|South Staffordshire Water Company v. Sharman
Divisional Court DC
Lord Russell of Killowen C.J. and Wills J.
1896 May 12
LORD RUSSELL of KILLOWEN C.J.
In my opinion, the county court judge was wrong, and his decision must be reversed and judgment entered for the plaintiffs. The case raises an interesting question. The action was brought in detinue to recover the possession of two gold rings from the defendant. The defendant did not deny that he had possession *46 of the rings, but he denied the plaintiffs' title to recover them from him. Under those circumstances the burden of proof is cast upon the plaintiffs to make out that they have, as against the defendant, the right to the possession of the rings.
Now, the plaintiffs, under a conveyance from the corporation of Lichfield, are the owners in fee simple of some land on which is situate a pool known as the Minster Pool. For purposes of their own the plaintiffs employed the defendant, among others, to clean out that pool. In the course of that operation several articles of interest were found, and amongst others the two gold rings in question were found by the defendant in the mud at the bottom of the pool.
The plaintiffs are the freeholders of the locus in quo, and as such they have the right to forbid anybody coming on their land or in any way interfering with it. They had the right to say that their pool should be cleaned out in any way that they thought fit, and to direct what should be done with anything found in the pool in the course of such cleaning out. It is no doubt right, as the counsel for the defendant contended, to say that the plaintiffs must shew that they had actual control over the locus in quo and the things in it; but under the circumstances, can it be said that the Minster Pool and whatever might be in that pool were not under the control of the plaintiffs? In my opinion, they were. The case is like the case, of which several illustrations were put in the course of the argument, where an article is found on private property, although the owners of that property are ignorant that it is there. The principle on which this case must be decided, and the distinction which must be drawn between this case and that of Bridges v. Hawkesworth [FN10], is to be found in a passage in Pollock and Wright's Essay on Possession in the Common Law, p. 41:
"The possession of land carries with it in general, by our law, possession of everything which is attached to or under that land, and, in the absence of a better title elsewhere, the right to possess it also. And it makes no difference that the possessor *47 is not aware of the thing's existence. ... It is free to any one who requires a specific intention as part of a de facto possession to treat this as a positive rule of law. But it seems preferable to say that the legal possession rests on a real de facto possession constituted by the occupier's general power and intent to exclude unauthorized interference."
FN10 21 L. J. (Q.B.) 75.
That is the ground on which I prefer to base my judgment. There is a broad distinction between this case and those cited from Blackstone. Those were cases in which a thing was cast into a public place or into the sea--into a place, in fact, of which it could not be said that any one had a real de facto possession, or a general power and intent to exclude unauthorized interference.

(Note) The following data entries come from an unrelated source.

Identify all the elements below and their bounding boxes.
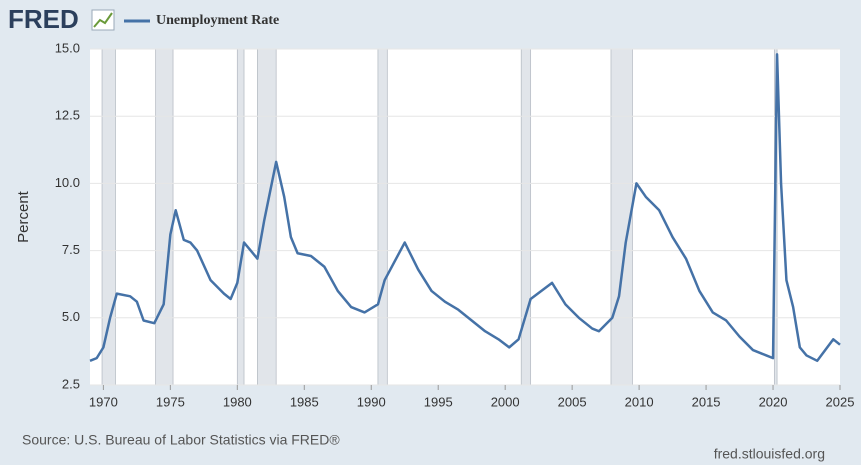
x-tick-label: 1970 — [89, 394, 118, 409]
recession-band — [236, 48, 245, 386]
x-tick-label: 2025 — [826, 394, 855, 409]
x-tick-label: 2000 — [491, 394, 520, 409]
recession-band — [377, 48, 388, 386]
series-line — [89, 53, 841, 363]
logo: FRED — [8, 4, 79, 34]
source: Source: U.S. Bureau of Labor Statistics … — [22, 432, 340, 448]
x-tick-label: 2010 — [625, 394, 654, 409]
plot-area — [90, 49, 840, 385]
x-tick-label: 1980 — [223, 394, 252, 409]
legend-label: Unemployment Rate — [156, 13, 279, 28]
x-tick-label: 1995 — [424, 394, 453, 409]
y-tick-label: 2.5 — [62, 376, 80, 391]
y-tick-label: 12.5 — [55, 108, 80, 123]
y-tick-label: 5.0 — [62, 309, 80, 324]
recession-band — [520, 48, 532, 386]
site: fred.stlouisfed.org — [714, 446, 825, 462]
recession-band — [257, 48, 277, 386]
recession-band — [155, 48, 174, 386]
x-tick-label: 2015 — [692, 394, 721, 409]
x-tick-label: 1985 — [290, 394, 319, 409]
y-tick-label: 10.0 — [55, 175, 80, 190]
x-tick-label: 2005 — [558, 394, 587, 409]
logo-icon — [91, 9, 115, 31]
recession-band — [101, 48, 116, 386]
y-axis-label: Percent — [15, 190, 32, 243]
x-tick-label: 2020 — [759, 394, 788, 409]
y-tick-label: 15.0 — [55, 40, 80, 55]
x-tick-label: 1975 — [156, 394, 185, 409]
x-tick-label: 1990 — [357, 394, 386, 409]
y-tick-label: 7.5 — [62, 242, 80, 257]
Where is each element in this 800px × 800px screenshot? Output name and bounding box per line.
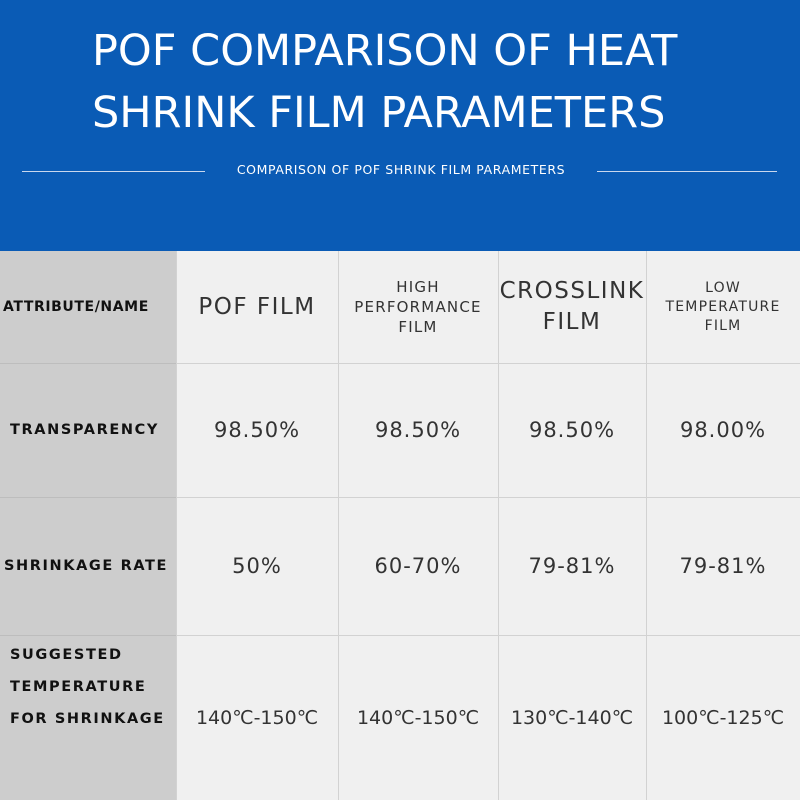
column-divider (176, 251, 177, 800)
header-label: FILM (542, 309, 602, 335)
cell-value: 130℃-140℃ (510, 706, 634, 729)
column-divider (498, 251, 499, 800)
subtitle-bar: COMPARISON OF POF SHRINK FILM PARAMETERS (0, 160, 800, 184)
row-divider (0, 635, 176, 636)
table-cell: 140℃-150℃ (338, 635, 498, 800)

The case of Bridges v. Hawkesworth [FN11]stands by itself, and on special grounds; and on those grounds it seems to me that the decision in that case was right. Some one had accidentally dropped a bundle of bank-notes in a public shop. The shopkeeper did not know they had been dropped, and did not in any sense exercise control over them. The shop was open to the public, and they were invited to come there. A customer picked up the notes and gave them to the shopkeeper in order that he might advertise them. The owner of the notes was not found, and the finder then sought to recover them from the shopkeeper. It was held that he was entitled to do so, the ground of the decision being, as was pointed out by Patteson J., that the notes, being dropped in the public part of the shop, were never in the custody of the shopkeeper, or "within the protection of his house."
FN11 21 L. J. (Q.B.) 75.
It is somewhat strange that there is no more direct authority on the question; but the general principle seems to me to be that where a person has possession of house or land, with a manifest intention to exercise control over it and the things which may be upon or in it, then, if something is found on that land, whether by an employee of the owner or by a stranger, the presumption is that the possession of that thing is in the owner of the locus in quo. *48
I entirely agree; and I will only add that a contrary decision would, as I think, be a great and most unwise encouragement to dishonesty.